The lender called on the world's top oil exporter to continue "bold structural changes" but to "resist the temptation to re-expand government spending in line with higher oil prices", in a statement late on Tuesday.
Saudi Arabia has embarked on an ambitious reform drive, known as Vision 2030, as it seeks to reduce dependence on oil, diversify its income streams and modernise the economy.
But figures released by the finance ministry last week show spending soared 18 percent to $53.5 billion in the first quarter of this year, outstripping a 15 percent increase in revenues, which hit $44.3 billion.
This created a quarterly budget shortfall of $9.2 billion, up 31 percent on the first three months of 2017.
Despite the rising deficit, the IMF also congratulated the Kingdom for measures designed to boost non-oil revenues, in the wake of the 2014 crash in crude prices.
"Saudi Arabia is making good progress in implementing its ambitious reform program," the Fund said, at the end of a visit to the country.
Bolstering the national purse, the government has hiked local fuel and electricity prices, levied heavy charges on expatriate families and introduced a value-added tax (VAT) at the start of this year.
"The VAT is a milestone achievement in strengthening the tax culture and tax administration of the country," said the IMF, while adding "further gradual energy price increases should continue" for local consumers.
The Riyadh-based Jadwa economic think-tank said much of the rise in spending was due to higher "social benefits", notably the so-called "Citizen's Account" which compensates low-income Saudis for VAT and the rise in fuel prices.

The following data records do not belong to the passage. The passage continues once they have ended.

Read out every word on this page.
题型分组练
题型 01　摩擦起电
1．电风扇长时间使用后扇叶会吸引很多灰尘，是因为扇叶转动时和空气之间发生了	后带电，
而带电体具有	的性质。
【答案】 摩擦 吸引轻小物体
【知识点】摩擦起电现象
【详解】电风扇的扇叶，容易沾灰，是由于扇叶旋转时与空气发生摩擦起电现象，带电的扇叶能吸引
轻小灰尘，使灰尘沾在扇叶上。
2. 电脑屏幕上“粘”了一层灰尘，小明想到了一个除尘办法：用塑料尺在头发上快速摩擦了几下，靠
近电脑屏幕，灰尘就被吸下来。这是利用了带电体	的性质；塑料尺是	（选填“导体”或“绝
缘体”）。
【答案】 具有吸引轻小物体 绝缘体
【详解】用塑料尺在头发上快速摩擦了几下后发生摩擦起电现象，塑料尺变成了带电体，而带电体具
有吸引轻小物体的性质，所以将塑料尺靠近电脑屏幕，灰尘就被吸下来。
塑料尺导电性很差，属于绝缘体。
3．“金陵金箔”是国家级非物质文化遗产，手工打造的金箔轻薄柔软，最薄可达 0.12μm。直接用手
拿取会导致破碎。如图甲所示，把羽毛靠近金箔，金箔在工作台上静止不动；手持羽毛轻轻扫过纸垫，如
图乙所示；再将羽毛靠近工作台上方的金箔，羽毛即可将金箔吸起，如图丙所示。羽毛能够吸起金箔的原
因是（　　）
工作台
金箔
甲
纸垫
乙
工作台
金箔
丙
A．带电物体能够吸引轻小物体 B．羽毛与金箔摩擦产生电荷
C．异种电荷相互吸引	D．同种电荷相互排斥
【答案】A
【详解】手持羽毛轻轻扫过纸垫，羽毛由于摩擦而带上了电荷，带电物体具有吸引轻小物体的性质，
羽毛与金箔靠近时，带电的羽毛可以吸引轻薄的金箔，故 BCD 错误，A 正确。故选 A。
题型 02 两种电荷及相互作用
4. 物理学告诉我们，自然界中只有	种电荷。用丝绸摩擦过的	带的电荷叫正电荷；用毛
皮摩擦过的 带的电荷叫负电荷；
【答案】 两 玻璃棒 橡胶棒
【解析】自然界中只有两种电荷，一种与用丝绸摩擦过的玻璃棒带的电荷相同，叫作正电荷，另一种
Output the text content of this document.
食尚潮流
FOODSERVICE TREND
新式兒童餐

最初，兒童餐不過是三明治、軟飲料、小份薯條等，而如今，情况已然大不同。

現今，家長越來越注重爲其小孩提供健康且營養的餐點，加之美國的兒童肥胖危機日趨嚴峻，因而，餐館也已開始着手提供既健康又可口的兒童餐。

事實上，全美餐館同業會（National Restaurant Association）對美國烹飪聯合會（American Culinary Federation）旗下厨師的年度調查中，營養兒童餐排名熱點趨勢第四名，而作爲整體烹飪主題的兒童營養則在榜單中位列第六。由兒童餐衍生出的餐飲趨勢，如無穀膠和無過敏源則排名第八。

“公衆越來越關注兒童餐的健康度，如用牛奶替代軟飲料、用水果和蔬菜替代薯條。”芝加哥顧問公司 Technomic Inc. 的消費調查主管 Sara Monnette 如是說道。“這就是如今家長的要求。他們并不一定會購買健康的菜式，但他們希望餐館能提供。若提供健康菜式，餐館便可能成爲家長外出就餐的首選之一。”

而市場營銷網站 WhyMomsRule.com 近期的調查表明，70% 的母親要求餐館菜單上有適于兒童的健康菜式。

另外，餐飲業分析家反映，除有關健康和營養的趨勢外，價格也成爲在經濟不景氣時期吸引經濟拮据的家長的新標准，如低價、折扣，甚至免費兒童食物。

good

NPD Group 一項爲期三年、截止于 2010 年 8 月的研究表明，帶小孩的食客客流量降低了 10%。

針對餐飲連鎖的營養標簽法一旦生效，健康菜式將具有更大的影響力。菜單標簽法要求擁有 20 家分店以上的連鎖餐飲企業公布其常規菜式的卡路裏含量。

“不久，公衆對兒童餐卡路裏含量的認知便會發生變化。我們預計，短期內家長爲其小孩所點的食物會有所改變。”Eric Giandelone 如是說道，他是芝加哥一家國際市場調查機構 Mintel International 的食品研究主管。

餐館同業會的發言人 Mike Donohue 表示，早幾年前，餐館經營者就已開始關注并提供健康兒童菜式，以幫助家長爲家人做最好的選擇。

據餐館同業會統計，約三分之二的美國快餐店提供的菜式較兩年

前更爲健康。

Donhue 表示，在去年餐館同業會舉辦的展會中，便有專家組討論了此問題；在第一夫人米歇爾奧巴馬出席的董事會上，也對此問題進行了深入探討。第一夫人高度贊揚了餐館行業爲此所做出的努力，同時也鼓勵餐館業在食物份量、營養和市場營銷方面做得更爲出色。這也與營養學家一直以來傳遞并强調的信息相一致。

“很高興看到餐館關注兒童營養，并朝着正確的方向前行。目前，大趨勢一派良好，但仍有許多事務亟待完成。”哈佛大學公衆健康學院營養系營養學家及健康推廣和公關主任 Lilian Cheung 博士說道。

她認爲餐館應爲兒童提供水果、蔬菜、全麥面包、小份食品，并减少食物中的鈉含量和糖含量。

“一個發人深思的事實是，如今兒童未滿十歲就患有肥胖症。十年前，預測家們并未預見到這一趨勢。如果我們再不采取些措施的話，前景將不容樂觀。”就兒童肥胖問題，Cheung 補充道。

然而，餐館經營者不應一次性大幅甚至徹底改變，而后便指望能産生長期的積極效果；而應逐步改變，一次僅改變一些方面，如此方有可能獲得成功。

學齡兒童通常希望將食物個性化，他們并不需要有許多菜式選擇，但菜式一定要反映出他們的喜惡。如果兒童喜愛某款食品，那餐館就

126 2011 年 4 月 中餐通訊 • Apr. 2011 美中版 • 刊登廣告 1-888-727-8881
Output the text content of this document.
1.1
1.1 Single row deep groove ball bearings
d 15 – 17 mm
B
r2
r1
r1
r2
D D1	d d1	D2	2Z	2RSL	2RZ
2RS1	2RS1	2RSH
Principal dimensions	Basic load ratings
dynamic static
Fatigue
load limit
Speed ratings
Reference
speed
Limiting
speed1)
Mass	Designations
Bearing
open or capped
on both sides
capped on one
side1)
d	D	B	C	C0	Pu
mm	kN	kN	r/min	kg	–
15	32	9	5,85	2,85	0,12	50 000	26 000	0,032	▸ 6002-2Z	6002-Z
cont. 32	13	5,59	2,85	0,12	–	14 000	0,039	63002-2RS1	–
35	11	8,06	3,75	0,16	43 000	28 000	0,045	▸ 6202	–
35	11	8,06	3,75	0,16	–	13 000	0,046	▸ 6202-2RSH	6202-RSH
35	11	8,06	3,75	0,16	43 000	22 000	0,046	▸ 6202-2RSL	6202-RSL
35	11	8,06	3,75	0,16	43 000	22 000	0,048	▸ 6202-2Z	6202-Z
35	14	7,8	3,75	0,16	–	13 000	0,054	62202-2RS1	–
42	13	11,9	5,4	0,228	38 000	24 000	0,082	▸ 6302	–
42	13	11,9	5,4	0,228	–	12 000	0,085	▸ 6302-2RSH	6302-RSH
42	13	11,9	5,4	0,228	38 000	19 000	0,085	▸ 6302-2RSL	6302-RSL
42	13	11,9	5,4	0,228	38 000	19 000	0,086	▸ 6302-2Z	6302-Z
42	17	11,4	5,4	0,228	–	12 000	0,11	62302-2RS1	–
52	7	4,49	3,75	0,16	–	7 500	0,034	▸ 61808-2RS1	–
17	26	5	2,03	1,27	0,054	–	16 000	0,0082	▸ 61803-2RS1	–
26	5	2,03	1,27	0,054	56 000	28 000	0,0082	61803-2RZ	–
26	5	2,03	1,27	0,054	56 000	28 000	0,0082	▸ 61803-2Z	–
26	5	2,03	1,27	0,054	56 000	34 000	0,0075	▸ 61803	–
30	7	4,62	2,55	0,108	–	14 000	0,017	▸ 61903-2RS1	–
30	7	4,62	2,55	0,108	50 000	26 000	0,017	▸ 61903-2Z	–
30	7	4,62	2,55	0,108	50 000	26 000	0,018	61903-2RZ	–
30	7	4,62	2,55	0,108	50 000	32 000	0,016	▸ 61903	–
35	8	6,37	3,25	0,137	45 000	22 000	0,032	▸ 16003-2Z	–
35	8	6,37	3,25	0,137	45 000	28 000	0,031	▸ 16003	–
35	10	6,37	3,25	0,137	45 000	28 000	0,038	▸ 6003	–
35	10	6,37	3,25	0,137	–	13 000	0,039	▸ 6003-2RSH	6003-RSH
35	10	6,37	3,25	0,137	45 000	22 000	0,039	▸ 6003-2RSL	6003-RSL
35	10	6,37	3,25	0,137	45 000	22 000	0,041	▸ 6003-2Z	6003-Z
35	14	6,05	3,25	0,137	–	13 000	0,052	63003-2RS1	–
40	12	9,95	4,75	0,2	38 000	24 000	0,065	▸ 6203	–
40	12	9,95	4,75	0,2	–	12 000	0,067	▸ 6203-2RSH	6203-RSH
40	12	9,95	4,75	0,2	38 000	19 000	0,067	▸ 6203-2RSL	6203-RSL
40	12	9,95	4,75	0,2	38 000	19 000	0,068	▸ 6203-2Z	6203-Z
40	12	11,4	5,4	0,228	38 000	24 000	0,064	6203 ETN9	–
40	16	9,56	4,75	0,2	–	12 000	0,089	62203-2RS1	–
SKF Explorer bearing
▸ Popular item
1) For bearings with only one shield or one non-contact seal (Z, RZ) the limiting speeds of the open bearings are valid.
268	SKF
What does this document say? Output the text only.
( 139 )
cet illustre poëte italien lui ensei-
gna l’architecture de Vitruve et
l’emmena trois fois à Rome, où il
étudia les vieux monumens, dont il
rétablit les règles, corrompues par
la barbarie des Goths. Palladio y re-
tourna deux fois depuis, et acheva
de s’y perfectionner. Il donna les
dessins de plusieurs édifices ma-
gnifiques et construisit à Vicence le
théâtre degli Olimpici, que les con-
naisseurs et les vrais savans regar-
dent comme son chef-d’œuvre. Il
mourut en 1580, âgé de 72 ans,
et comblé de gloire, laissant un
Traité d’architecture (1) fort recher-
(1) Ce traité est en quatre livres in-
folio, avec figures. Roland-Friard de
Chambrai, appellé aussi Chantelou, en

"The Q1 2018 quarterly budget shows that the government's efforts to raise non-oil revenue are going to plan, with sizable rises in tax income," Jadwa said in a report last week.
Saudi Arabia has posted a budget deficit since 2014 after the crash in oil prices, with shortfalls totalling $260 billion in the past four years.
The government projects a 2018 deficit of $52 billion.
The Saudi economy shrank 0.7 percent in 2017, the first contraction since 2009, but the IMF forecasts a return to growth this year.